これに対し、登録のなされていない知的財産(多くの著作権、営業秘密、ノウハウ等)やライセンスについては、対象会社からの契約書等の資料開示やヒアリングを通じて、その有無・内容を判断する必要があります。もっとも、対象会社によっては、第三者に対して当該資料・情報の開示に関する守秘義務を負っており、十分な資料・情報の開示を受けられないことがあります。

知財DDの手順と進め方

標準的な知財DDの手順や進め方については、経済産業省が平成30年3月に公表した「知的財産デュー・デリジェンス標準手順書及び解説」(https://www.jpo.go.jp/support/startup/document/index/2017_06_kaisetsu.pdf)が参考になります。
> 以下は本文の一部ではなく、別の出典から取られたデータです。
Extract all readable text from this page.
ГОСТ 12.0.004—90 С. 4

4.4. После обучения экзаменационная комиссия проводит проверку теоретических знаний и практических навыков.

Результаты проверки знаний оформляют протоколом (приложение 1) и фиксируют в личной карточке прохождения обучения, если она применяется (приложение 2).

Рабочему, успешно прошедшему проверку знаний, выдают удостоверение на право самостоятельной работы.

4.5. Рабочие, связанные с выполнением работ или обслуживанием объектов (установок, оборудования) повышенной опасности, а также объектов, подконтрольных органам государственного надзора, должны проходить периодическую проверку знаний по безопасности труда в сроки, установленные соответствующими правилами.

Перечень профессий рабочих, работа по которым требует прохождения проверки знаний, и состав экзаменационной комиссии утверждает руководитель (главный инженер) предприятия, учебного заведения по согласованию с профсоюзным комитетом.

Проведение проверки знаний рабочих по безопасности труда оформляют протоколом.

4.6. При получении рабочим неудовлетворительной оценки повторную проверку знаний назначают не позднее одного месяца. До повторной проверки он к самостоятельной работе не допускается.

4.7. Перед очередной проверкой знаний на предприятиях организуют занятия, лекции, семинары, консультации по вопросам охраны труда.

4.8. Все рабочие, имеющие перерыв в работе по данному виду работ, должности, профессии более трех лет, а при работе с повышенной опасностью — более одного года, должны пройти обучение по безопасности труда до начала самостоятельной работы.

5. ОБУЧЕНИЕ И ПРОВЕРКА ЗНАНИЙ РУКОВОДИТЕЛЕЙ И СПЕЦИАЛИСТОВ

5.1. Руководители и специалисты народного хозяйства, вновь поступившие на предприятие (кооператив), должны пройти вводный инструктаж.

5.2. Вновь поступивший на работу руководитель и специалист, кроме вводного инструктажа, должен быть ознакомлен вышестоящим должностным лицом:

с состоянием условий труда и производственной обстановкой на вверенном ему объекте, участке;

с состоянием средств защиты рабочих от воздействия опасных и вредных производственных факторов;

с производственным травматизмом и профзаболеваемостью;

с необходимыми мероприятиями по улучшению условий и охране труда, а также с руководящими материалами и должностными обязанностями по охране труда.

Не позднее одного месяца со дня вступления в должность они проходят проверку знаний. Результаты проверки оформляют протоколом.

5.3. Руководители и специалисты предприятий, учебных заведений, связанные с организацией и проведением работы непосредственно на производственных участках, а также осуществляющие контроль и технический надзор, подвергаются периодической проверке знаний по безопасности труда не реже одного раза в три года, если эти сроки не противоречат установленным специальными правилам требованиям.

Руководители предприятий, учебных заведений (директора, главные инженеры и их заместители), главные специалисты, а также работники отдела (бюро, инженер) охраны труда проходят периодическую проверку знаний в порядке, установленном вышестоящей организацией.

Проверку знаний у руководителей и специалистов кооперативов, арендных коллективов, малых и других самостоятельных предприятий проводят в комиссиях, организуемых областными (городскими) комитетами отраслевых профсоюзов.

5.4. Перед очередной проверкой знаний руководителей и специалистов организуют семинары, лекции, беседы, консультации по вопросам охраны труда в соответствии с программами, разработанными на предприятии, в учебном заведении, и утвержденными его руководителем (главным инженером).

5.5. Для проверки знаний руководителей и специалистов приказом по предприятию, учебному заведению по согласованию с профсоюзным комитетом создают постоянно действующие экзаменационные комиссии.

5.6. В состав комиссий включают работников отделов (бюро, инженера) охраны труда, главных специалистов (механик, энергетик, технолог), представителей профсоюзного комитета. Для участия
大まかには通常のDDと同じく、対象会社・事業に関する事前検討⇒調査対象の特定や対象会社⇒調査方針の立案⇒QAシート等を通じた資料開示の要請⇒ヒアリング等の調査実施、といった流れで進みます。

知財DDを通して把握されたリスクについては、その内容や大小に応じて、取引を中止する、契約書中の表明保証事項や補償条項を通じてリスクヘッジをする、といった対応をすることが肝要です。

また、成約及びクロージング(対価の支払い)後には、クロージング前に対象会社から開示されなかった資料・情報の有無・内容について速やかに調査し、買収者側においてクロージング前に認識できなかったリスク等がないか確認・検討することが望まれます [5]


[5]成約やクロージングの後に実施されるデュー・デリジェンスのことを、「セカンド・デューデリジェンス」、「ポスト・クロージング・デューデリジェンス」などと呼ぶことがあります。